Di sisi lain, Analis KB Valbury Sekuritas, Laurencia Hiemas, mengungkapkan bahwa PGEO memiliki modal berharga untuk meningkatkan kinerjanya di masa depan. Hal ini didukung oleh posisi strategis PGEO yang mengendalikan 34% dari peta jalan panas bumi pemerintah untuk meningkatkan kapasitas PLTP nasional dari 133 megawatt (MW) pada tahun 2025 menjadi 5,2 GW pada tahun 2034. “Pendapatan PGEO diperkirakan akan tumbuh stabil dari US$ 420 juta sebagai perkiraan 2025 menjadi US$ 754 juta pada 2030,” tulis Laurencia dalam risetnya, 23 September 2025.
Berdasarkan analisis tersebut, Laurencia merekomendasikan keputusan beli untuk saham PGEO, dengan target harga Rp 1.600 per saham.
Ringkasan
PT Pertamina Geothermal Energy (PGEO) optimis dapat memulihkan kinerja keuangannya hingga akhir tahun 2025, meskipun laba bersih kuartal III-2025 menurun akibat kenaikan beban depresiasi dan kerugian selisih kurs. Perusahaan menargetkan pendapatan mencapai US$ 424 juta hingga US$ 426 juta pada akhir 2025, dengan margin EBITDA 78%-80% dan margin laba bersih 33%-35%.

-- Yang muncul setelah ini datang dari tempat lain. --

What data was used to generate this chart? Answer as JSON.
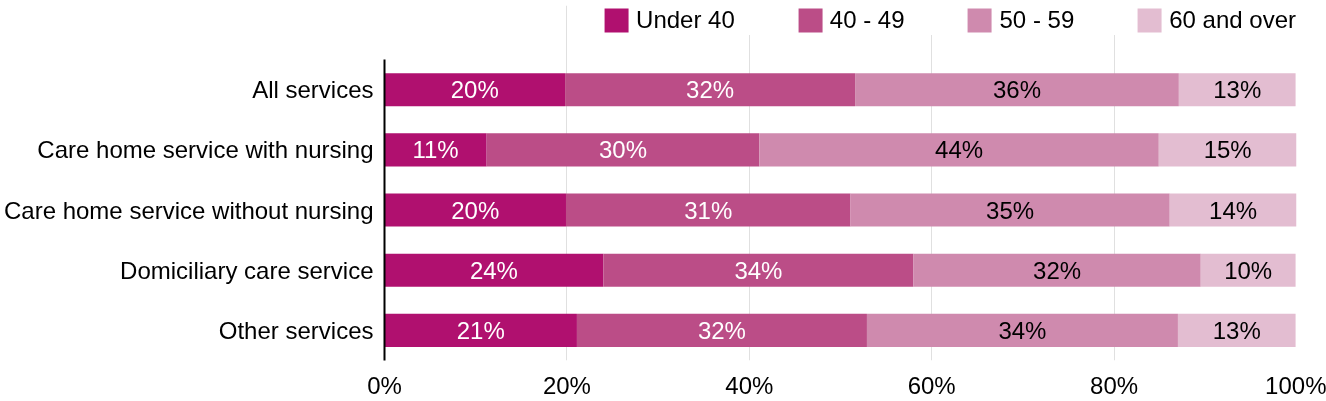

Analis menilai PGEO memiliki prospek kinerja yang baik didukung tren transisi energi dan target peningkatan kapasitas panas bumi. Namun, kelancaran proyek dan pengelolaan biaya investasi menjadi kunci. Analis merekomendasikan beli saham PGEO dengan target harga Rp 1.600 per saham, didukung posisi strategis PGEO dalam peta jalan panas bumi pemerintah.